Si era posto le stesse domande mezzo secolo fa Roland Barthes, mentre tentava di inquadrare in un sistema semantico il linguaggio dell’abbigliamento e dell’editoria di moda. Il suo risultato, racchiuso in quel tomo che è il Système de la Mode e che terrorizza gli studenti, fu piuttosto deludente. Elbaz ha provato a ribaltare la prospettiva, “non lavorando su un corpo ideale ma sull’amore e l’accettazione del proprio” perfino nella composizione del team: “Quando ho fondato questa società mi dicevano di ingaggiare solo giovanissimi perché avrebbero capito meglio il mercato di oggi, che l’amministratore delegato deve aver al massimo venticinque anni e cose così. Ma io non sono affatto d’accordo: credo nel valore dell’esperienza, e credo che un team troppo omogeneo non si renda conto degli errori. Così nel mio gruppo ci sono sì dei post adolescenti, ma anche una signora, Micheline, che ha settantasei anni ed era in pensione da tempo. È stata lei a dirmi di non esagerare con i social, perché se vuoi creare un senso di attesa devi essere riservato”. 

 

È la strada che ha intrapreso, su grande scala, anche Bottega Veneta, per volontà del direttore creativo Daniel Lee, e sulla quale molti altri stanno riflettendo: ha senso raccontare sempre tutto a tutti?

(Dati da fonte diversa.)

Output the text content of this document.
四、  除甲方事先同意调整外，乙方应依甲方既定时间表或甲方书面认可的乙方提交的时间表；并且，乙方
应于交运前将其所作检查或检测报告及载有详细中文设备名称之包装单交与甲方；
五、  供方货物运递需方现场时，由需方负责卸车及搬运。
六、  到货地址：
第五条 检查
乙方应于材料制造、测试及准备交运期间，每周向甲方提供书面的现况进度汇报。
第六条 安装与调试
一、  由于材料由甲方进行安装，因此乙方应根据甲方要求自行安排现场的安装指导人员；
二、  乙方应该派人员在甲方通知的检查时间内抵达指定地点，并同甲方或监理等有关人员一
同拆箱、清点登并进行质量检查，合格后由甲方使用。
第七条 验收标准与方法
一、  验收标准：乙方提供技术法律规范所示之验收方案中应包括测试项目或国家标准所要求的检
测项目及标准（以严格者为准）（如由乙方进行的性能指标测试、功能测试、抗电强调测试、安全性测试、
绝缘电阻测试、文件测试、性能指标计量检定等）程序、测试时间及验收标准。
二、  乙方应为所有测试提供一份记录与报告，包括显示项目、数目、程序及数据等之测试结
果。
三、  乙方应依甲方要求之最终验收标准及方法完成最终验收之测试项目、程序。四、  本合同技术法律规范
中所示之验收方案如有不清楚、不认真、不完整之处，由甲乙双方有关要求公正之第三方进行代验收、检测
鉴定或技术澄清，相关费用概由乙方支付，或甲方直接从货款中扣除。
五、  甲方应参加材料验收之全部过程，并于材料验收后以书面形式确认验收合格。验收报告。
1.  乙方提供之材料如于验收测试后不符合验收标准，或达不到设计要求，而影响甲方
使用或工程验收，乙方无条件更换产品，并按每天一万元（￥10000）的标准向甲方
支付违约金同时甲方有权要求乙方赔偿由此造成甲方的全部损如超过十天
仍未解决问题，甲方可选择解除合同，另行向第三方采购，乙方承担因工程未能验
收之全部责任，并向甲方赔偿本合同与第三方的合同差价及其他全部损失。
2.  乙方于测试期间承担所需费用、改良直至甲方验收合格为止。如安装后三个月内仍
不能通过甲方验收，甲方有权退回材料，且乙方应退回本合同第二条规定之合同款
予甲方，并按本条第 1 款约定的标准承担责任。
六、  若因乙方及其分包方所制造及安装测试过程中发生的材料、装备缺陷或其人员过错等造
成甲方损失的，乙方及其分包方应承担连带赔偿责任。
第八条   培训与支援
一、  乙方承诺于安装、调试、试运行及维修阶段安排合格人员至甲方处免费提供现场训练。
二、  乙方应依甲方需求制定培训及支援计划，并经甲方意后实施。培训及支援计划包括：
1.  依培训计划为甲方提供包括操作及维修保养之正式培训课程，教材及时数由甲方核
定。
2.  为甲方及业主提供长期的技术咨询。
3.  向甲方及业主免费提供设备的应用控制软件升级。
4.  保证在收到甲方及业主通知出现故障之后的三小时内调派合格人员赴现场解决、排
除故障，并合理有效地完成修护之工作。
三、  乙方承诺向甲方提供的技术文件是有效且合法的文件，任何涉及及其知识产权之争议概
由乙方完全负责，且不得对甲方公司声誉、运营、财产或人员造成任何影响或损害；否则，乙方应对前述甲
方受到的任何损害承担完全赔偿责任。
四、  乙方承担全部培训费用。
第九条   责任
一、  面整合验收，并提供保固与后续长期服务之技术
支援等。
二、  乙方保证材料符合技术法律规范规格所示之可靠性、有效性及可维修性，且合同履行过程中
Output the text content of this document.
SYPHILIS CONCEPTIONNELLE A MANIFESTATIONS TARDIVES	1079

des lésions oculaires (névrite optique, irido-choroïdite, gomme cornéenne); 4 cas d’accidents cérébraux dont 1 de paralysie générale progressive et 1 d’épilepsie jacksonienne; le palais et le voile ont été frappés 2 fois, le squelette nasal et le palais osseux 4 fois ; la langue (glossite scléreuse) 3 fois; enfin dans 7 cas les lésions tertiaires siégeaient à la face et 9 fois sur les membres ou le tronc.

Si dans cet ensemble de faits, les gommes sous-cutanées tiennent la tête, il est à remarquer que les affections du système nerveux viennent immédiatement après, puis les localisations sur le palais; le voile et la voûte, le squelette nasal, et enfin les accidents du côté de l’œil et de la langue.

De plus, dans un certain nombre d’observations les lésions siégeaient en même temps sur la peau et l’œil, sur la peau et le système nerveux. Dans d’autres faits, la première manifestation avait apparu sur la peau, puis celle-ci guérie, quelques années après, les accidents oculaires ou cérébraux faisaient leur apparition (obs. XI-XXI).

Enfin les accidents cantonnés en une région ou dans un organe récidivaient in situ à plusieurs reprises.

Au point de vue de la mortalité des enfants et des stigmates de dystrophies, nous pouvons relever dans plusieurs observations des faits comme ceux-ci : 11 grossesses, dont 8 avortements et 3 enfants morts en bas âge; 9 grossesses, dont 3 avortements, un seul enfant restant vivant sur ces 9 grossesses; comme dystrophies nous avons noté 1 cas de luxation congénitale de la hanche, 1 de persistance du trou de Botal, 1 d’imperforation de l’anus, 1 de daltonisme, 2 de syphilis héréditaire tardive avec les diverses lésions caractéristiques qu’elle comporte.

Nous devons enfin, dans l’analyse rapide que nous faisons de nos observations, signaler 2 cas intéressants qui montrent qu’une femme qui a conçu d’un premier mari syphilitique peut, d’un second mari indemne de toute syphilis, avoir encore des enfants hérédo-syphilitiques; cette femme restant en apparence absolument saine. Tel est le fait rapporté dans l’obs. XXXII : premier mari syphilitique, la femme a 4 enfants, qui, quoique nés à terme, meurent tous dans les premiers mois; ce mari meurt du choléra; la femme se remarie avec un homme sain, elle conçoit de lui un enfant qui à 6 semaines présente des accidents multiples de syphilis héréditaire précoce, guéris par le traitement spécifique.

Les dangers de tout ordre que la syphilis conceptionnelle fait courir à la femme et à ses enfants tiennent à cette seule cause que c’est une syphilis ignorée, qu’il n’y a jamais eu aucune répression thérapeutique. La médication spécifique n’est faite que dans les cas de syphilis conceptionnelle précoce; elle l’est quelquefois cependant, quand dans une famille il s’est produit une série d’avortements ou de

Trasformare se stessi in piccole, grandi o mediocri celebrities? “Se un tempo compravi un profumo o un accessorio perché lo promuovevano un’attrice o un personaggio famoso, adesso compri solo quello che va bene per te, per il tuo corpo e la tua persona, direi addirittura per il tuo metabolismo”. È il ragionamento che meglio spiega, come abbiamo analizzato di recente anche su Il Foglio, il fallimento della collezione di Rihanna prodotta da Lvmh: la sua straordinaria fama non è stata sufficiente per controbilanciare un problema di qualità e di posizionamento di prezzo troppo elevato. Quindici, dieci anni fa, il gioco avrebbe retto. Adesso non più. Eppure, e nonostante tutte le difficoltà di questa “enorme trasformazione del sistema in atto”, come noi Elbaz è convinto che questo sia un tempo magico di rinascita: “Ricordati che dopo l’Influenza Spagnola, qui a Parigi abbiamo avuto les Années Folles, definizione superficiale di un periodo che fu in realtà di grande sensibilità e innovazione. I Venti sono stati Charlie Chaplin, Hemingway, Joséphine Baker, Jean Cocteau, Madeleine Vionnet, Salvador Dalì, l’affermazione del jazz, che è una musica che suoni con l’intuizione e con gli altri. Il jazz è un dialogo aperto. Ecco, è per questo che ho chiesto ai miei colleghi di mandarmi quei video. È il mio modo di suonare il jazz”.